Now, this may not seem like a big deal, but traditionally WIPO has been all about protecting the intellectual property rights of big content "owners" - record companies, the film industry, etc. So the idea that there could be some discussion about the other side of the coin - access rights - even at a non-official meeting, was a tiny but momentous step.

The end of the journey, which promises to be both long and arduous, is a recognition that access is just as important as protection, that the open approach is as valid as the proprietary one. Although this might seem milk and water stuff to long-time proponents of free software and related movements, it would be truly revolutionary if WIPO ever reached such a point.

Indeed, I would go so far as to predict that WIPO will be one of the last bastions to fall when it comes to recognising that a fresh wind is blowing through the world of intellectual domains - and that these domains might just be commons rather than property as WIPO's own name so prominently and problematically assumes.

20 February 2006

Open Business on Open Content

Once more, the indispensable Open Access News takes me somewhere I didn't know I wanted to go. This time it's to a site called Open Business. According to its home page:

OpenBusiness is a platform to share and develop innovative Open Business ideas - entrepreneurial ideas which are built around openness, free services and free access. The two main aims of the project are to build an online resource of innovative business models, ideas and tools, and to publish an OpenBusiness Guidebook.
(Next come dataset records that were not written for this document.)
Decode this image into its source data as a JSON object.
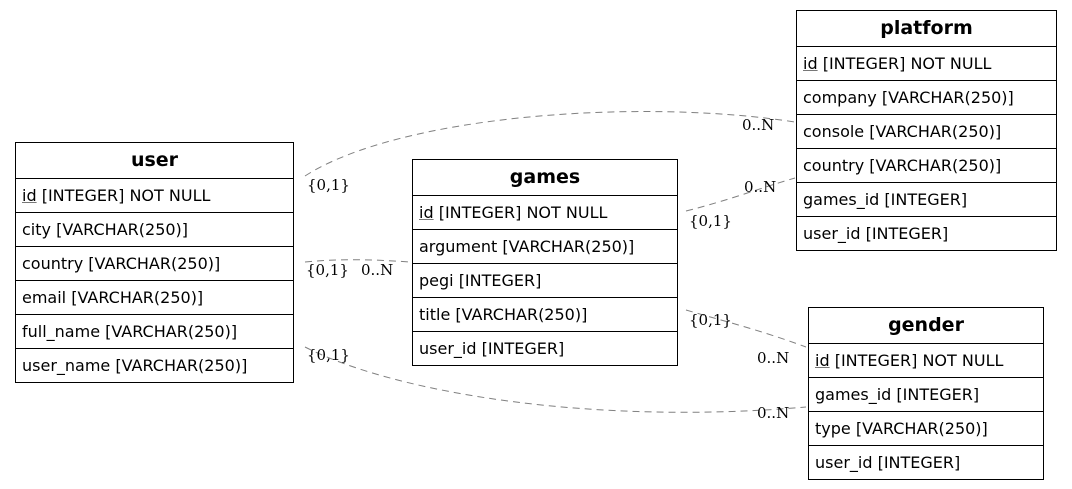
{
  "entities": {
    "user": {
      "name": "user",
      "columns": [
        {
          "pk": "id",
          "rest": " [INTEGER] NOT NULL"
        },
        {
          "pk": "",
          "rest": "city [VARCHAR(250)]"
        },
        {
          "pk": "",
          "rest": "country [VARCHAR(250)]"
        },
        {
          "pk": "",
          "rest": "email [VARCHAR(250)]"
        },
        {
          "pk": "",
          "rest": "full_name [VARCHAR(250)]"
        },
        {
          "pk": "",
          "rest": "user_name [VARCHAR(250)]"
        }
      ]
    },
    "games": {
      "name": "games",
      "columns": [
        {
          "pk": "id",
          "rest": " [INTEGER] NOT NULL"
        },
        {
          "pk": "",
          "rest": "argument [VARCHAR(250)]"
        },
        {
          "pk": "",
          "rest": "pegi [INTEGER]"
        },
        {
          "pk": "",
          "rest": "title [VARCHAR(250)]"
        },
        {
          "pk": "",
          "rest": "user_id [INTEGER]"
        }
      ]
    },
    "platform": {
      "name": "platform",
      "columns": [
        {
          "pk": "id",
          "rest": " [INTEGER] NOT NULL"
        },
        {
          "pk": "",
          "rest": "company [VARCHAR(250)]"
        },
        {
          "pk": "",
          "rest": "console [VARCHAR(250)]"
        },
        {
          "pk": "",
          "rest": "country [VARCHAR(250)]"
        },
        {
          "pk": "",
          "rest": "games_id [INTEGER]"
        },
        {
          "pk": "",
          "rest": "user_id [INTEGER]"
        }
      ]
    },
    "gender": {
      "name": "gender",
      "columns": [
        {
          "pk": "id",
          "rest": " [INTEGER] NOT NULL"
        },
        {
          "pk": "",
          "rest": "games_id [INTEGER]"
        },
        {
          "pk": "",
          "rest": "type [VARCHAR(250)]"
        },
        {
          "pk": "",
          "rest": "user_id [INTEGER]"
        }
      ]
    }
  },
  "relations": {
    "user_platform": {
      "from": "user",
      "to": "platform",
      "from_card": "{0,1}",
      "to_card": "0..N"
    },
    "user_games": {
      "from": "user",
      "to": "games",
      "from_card": "{0,1}",
      "to_card": "0..N"
    },
    "user_gender": {
      "from": "user",
      "to": "gender",
      "from_card": "{0,1}",
      "to_card": "0..N"
    },
    "games_platform": {
      "from": "games",
      "to": "platform",
      "from_card": "{0,1}",
      "to_card": "0..N"
    },
    "games_gender": {
      "from": "games",
      "to": "gender",
      "from_card": "{0,1}",
      "to_card": "0..N"
    }
  },
  "colors": {
    "edge": "#808080",
    "border": "#000000",
    "background": "#ffffff"
  }
}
At the moment it seems to be another tripod, with legs in the UK, Brazil and South Africa. Its basic form is a blog, topped off with a dash of wiki.

The link that brought me here led to an interview with Esther Dyson. I have to confess that I tend to find her a little, er, light, shall we say? But this interview was an exception, and she had some interesting background to give on Del.icio.us, in which she was an angel investor.

I'm still not entirely clear what the site is doing - either strategically or structurally - but it has pointers to stuff I wasn't aware of, so it gets brownie points for that if for nothing else. One to return to.